Breed Group: Non-Sporting
A whirlwind of activity inside without being hyperactive, the Löwchen (LAOO-chen) is a dog that loves his family and to play. He enjoys romping outside but requires little exercise which allows him to fit into the apartment lifestyle quite easily. But don’t leave him alone frequently or for long periods of time, this loving dog really does need the attention and companionship of his family. With their sweet-natured, cheerful demeanor, they do best with older, considerate children, and they enjoy the company of dogs and other pets. A superior watchdog, he likes a vantage point that allows him to watch for visitors, sounding the alarm when they arrive. Once announced, strangers are readily accepted as this friendly little dog is simply not a guardian. But watch their barking; some overuse their voice. The lion-cut coat, reminiscent of the poodle, may give make him look fragile, but he is much more robust than he appears.
The Löwchen is a small dog, 12-14 inches tall, and 9-18 pounds in weight. They are easily recognizable by their distinctive lion cut from whence his nickname “little lion dog” is derived. His coat is clipped to 1/8 inch from the last rib to the hindquarters leaving a plume on the end of the tail, cuffs of hair on all four feet, and a mane on the chest and shoulders making him appear like a miniature lion. Keeping him in the lion cut requires clipping about every six weeks. All coat colors are acceptable with the most common being white, black, lemon or speckled. Their coat color changes periodically throughout their lifetime. The coat needs combing or brushing every other day. When maintained in this manner, there is extremely little shedding, and he is among the breeds called hypoallergenic. They start to suffer as the temperature varies significantly in either direction from normal room temperature.
As some lines are timid, Löwchens should be thoroughly socialized to promote a confident, outgoing, sweet-natured disposition. They are eager to learn and make an outstanding agility and obedience dog. He wants to be with his people, and he may develop bad habits of barking or digging if denied the companionship he needs. He is very impressionable, has a great memory, and strongly dislikes pressure, or strong corrections. Learning must be fun, varied, and positive. Löwchens are a very good choice for a first-time dog owner or seniors.

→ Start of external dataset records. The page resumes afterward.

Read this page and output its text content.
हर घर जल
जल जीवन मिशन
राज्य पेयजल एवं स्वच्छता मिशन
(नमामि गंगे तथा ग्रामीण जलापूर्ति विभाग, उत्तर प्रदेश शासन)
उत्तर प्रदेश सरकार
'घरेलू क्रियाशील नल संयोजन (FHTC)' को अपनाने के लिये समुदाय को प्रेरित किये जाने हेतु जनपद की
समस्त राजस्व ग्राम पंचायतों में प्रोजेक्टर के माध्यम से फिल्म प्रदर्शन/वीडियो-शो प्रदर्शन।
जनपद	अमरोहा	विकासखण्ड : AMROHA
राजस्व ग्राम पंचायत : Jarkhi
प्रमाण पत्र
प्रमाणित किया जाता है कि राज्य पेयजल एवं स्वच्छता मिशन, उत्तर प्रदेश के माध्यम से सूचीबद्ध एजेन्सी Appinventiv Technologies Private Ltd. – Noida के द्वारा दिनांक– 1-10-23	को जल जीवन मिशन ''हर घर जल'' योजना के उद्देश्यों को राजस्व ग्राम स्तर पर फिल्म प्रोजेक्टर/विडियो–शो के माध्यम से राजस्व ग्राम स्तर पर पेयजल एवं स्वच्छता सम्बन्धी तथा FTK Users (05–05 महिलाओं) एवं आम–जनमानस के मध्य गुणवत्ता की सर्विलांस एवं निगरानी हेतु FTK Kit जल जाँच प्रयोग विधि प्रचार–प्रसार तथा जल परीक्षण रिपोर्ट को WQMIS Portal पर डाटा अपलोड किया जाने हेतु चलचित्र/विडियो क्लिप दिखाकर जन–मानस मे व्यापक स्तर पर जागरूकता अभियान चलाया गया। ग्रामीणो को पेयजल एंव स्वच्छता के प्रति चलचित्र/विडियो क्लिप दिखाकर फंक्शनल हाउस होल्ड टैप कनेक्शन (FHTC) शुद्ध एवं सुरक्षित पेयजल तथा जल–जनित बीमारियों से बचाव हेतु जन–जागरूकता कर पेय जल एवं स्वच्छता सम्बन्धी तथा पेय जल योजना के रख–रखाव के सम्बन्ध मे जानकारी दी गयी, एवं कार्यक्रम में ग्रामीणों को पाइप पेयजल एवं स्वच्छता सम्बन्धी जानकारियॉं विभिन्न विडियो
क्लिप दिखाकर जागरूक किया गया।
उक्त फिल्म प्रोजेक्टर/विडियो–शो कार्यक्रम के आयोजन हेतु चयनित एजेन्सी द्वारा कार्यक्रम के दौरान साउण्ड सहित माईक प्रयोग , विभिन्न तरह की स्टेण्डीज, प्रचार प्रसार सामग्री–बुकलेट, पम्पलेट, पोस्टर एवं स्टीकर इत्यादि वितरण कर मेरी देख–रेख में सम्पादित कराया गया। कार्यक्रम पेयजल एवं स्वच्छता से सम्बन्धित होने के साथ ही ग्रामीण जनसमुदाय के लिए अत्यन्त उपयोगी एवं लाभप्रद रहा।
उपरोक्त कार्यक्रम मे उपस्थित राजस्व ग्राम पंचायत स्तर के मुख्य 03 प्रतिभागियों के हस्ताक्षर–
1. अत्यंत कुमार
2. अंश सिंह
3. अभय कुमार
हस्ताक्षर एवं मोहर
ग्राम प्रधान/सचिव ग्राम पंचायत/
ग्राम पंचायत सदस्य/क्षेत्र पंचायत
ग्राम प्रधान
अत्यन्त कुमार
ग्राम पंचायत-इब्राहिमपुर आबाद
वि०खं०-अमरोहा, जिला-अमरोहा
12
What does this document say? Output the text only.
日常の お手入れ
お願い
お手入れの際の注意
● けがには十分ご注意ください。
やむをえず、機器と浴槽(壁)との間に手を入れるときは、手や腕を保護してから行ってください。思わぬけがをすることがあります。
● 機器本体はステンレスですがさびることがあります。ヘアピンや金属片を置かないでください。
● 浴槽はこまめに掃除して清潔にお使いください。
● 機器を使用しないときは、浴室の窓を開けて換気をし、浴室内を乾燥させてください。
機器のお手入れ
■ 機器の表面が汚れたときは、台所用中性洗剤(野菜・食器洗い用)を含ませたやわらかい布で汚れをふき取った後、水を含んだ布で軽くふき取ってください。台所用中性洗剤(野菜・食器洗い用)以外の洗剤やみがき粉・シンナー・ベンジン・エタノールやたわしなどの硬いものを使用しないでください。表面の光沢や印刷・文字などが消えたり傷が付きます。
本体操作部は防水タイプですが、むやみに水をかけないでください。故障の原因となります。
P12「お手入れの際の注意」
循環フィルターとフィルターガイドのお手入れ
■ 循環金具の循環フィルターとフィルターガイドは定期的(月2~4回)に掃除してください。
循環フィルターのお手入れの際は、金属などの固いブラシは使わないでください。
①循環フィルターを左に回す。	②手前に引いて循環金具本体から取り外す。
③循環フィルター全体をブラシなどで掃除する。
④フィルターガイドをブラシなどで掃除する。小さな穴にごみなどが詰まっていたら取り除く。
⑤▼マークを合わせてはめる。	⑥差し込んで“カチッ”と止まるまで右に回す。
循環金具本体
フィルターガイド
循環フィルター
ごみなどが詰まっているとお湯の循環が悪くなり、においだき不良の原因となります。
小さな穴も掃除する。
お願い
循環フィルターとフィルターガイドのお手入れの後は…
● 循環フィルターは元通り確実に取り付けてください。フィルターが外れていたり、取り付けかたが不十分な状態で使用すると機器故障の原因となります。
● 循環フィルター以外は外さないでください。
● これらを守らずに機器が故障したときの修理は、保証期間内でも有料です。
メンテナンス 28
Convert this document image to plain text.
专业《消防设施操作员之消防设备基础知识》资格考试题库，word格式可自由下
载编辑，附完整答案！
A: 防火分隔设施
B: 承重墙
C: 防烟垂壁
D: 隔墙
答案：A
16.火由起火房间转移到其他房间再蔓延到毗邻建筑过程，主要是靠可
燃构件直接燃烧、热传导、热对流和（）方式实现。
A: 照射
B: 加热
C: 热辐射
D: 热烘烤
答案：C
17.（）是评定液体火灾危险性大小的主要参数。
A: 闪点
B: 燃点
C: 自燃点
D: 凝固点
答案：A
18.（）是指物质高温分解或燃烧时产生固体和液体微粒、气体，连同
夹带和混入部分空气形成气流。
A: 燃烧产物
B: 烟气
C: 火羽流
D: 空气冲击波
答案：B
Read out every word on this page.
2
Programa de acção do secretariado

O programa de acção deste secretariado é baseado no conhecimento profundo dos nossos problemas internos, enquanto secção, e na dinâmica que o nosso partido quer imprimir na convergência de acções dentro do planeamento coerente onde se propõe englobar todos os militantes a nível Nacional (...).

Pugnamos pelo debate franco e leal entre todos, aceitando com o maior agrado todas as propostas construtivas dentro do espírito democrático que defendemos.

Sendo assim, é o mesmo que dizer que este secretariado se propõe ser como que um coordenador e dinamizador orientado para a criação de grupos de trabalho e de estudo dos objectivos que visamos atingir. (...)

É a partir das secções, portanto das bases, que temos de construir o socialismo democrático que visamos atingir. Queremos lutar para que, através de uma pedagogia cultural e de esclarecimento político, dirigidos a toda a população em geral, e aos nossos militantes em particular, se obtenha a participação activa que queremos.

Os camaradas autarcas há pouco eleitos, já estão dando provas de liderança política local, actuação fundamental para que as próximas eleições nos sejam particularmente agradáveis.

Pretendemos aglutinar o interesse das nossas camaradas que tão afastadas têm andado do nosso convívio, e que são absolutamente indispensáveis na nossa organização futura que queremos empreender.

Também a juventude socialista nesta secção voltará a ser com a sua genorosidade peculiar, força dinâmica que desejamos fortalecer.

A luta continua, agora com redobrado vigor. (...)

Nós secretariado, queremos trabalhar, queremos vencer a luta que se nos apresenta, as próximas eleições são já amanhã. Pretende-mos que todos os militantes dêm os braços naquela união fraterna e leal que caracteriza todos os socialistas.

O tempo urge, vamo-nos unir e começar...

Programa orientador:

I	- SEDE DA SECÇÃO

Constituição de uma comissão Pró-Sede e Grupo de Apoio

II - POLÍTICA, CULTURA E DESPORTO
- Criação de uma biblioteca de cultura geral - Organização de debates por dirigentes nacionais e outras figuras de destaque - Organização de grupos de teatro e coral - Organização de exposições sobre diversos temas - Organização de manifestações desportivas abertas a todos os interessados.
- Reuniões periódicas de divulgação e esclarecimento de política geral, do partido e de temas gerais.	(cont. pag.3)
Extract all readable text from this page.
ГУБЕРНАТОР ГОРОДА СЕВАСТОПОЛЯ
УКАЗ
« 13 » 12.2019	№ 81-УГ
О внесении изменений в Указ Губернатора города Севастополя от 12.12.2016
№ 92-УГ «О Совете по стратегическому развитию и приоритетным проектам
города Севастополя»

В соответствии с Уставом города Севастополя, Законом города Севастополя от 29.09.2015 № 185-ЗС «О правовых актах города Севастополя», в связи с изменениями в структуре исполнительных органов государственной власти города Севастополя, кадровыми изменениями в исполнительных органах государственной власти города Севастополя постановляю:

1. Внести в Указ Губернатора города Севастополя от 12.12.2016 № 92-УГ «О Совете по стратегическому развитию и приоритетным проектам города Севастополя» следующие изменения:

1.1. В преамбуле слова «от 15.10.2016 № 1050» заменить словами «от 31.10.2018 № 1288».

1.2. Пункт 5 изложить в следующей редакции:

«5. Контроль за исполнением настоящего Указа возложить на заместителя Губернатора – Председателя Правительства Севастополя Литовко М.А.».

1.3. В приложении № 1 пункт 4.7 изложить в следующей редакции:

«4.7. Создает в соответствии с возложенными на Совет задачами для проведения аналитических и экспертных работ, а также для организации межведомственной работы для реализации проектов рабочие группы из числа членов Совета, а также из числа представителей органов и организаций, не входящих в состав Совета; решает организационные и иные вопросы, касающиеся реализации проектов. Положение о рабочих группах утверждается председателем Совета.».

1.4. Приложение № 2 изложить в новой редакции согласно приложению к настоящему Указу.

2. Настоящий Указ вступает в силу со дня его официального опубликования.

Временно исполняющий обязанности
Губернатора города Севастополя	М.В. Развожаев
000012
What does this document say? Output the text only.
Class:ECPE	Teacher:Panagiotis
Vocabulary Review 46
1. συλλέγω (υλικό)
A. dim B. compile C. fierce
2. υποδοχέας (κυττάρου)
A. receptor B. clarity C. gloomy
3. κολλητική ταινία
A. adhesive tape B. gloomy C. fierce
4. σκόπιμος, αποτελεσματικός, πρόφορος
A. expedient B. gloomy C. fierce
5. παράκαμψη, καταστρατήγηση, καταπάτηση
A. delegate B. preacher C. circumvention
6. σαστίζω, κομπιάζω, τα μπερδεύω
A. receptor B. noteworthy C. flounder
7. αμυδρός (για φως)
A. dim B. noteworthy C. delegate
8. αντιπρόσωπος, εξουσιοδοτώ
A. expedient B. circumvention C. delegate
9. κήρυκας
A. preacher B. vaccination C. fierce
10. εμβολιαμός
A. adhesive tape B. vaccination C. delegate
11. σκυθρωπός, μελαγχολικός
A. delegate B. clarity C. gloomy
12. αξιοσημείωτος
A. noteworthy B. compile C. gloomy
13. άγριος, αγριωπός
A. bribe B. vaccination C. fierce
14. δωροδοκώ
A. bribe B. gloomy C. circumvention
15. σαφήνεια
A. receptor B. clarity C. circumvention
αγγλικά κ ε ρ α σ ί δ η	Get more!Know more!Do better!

The Löwchen is relatively free from genetic disease, which is reflected in their life expectancy of 13 to 15 years. Cataracts, Progressive Retinal Atrophy, and Patellar Luxation are the most common issues.
The Löwchen is ranked 139th in AKC registrations with about 150 puppies registered annually.
The Löwchen is an old breed appearing in the 1400’s in wood carvings, paintings, and tapestries with its lion cut. The origin of the breed is obscure, but it is accepted it descended from Tibetan dogs in the pre-medieval period and is believed to have originated in the area occupied by Germany and Holland today. Löwchen enjoyed great popularity for centuries as a companion to royalty and commoners alike. Legend has it that Florentine princesses groomed them to look like lions. The dogs would then sleep with the princesses with the trimmed area under the covers to serve as living hot water bottles, while the furry part attracted fleas away from the princess. Another legend tells that when a knight died in battle, a lion would be carved at the foot of his tomb signifying valor. If the knight died of peaceful causes, a Löwchen would be carved on the tomb. They were nearly destroyed in every major European conflict and again dwindled to a perilously low level in the 1960’s. In 1968, Löwchen were first imported to Great Britain from Germany. They entered the AKC Miscellaneous class in 1996, but are known to have been in the United States since before the Civil War. The breed was accepted into the AKC Non-Sporting Group in January of 1999.
The National (US) Breed Club is the The Löwchen Club of America.